Un rapport d’amour ! Plus j’apprends d’autres langues, plus la langue portugaise devient l’expression de mon intimité. Je parle avec une certaine fluidité l’anglais, le français et l’espagnol. Ce sont des langues que je maîtrise suffisamment pour jouer sur scène en tant que comédien. Je peux aussi avoir des conversations dans d’autres langues, comme l’italien. Mais lorsque j’écris une pièce, c’est en portugais, parce que c’est la seule qui me permet d’être vraiment libre. Le portugais est la seule langue dans laquelle je peux faire des erreurs volontairement. Si je commets une erreur en français ou en anglais, c’est une faute. Si je fais une erreur en portugais, c’est de la poésie.

Si, à votre tour, vous deviez choisir un seul livre, ce serait lequel ?

C’est une question très difficile que celle du livre ultime, définitif. Quand je réfléchissais au livre pour ma grand-mère, j’avais dressé une liste d’ouvrages possibles. Et puis j’ai écrit à George Steiner, professeur de littérature à l’Université de Cambridge et grand érudit. Je n’ai jamais reçu de réponse et, finalement, j’ai choisi les Sonnets de Shakespeare. Après avoir créé By Heart, j’ai eu la possibilité d’aller à Cambridge et de le rencontrer.

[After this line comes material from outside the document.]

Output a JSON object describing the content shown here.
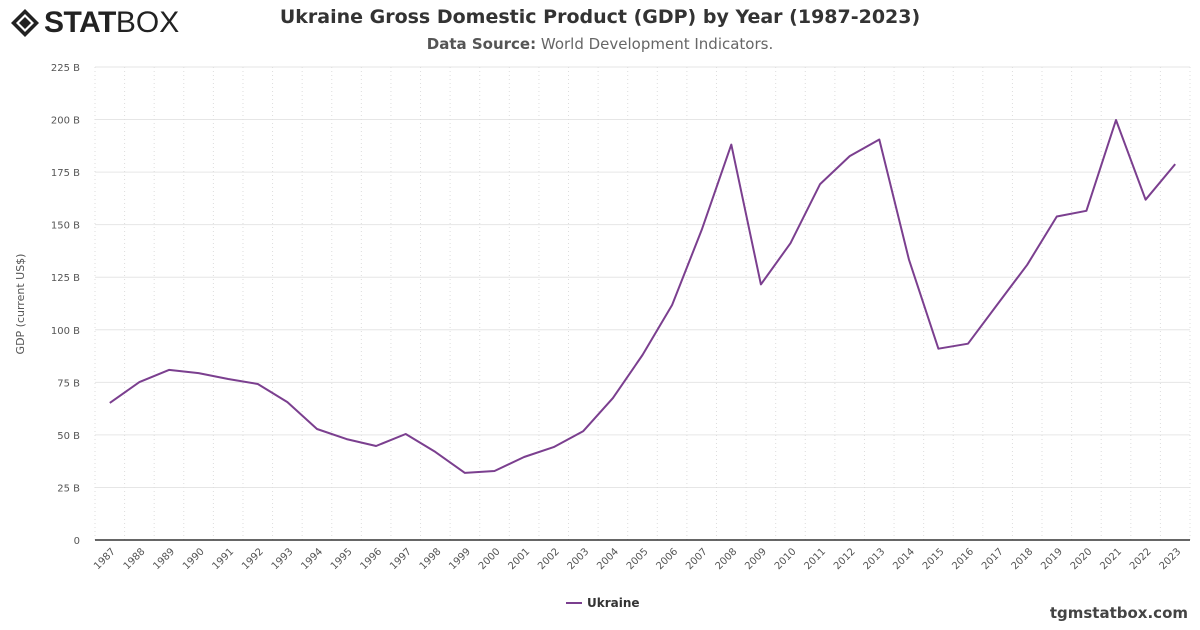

En fait, ma lettre ne lui était jamais parvenue parce qu’il était retraité de l’Université. Je lui ai demandé ce qu’il m’aurait répondu s’il l’avait reçue. Pour ce qui est du choix de Shakespeare, il a simplement dit : « Pas mal. » Il a ajouté que j’avais eu de la chance de ne pas avoir reçu sa réponse parce qu’il m’aurait répondu qu’il n’y a pas de dernier livre, il y a seulement le prochain. Si je devais vraiment choisir un livre parmi tous, je serais sans doute obligé de faire un spectacle pour trouver la réponse.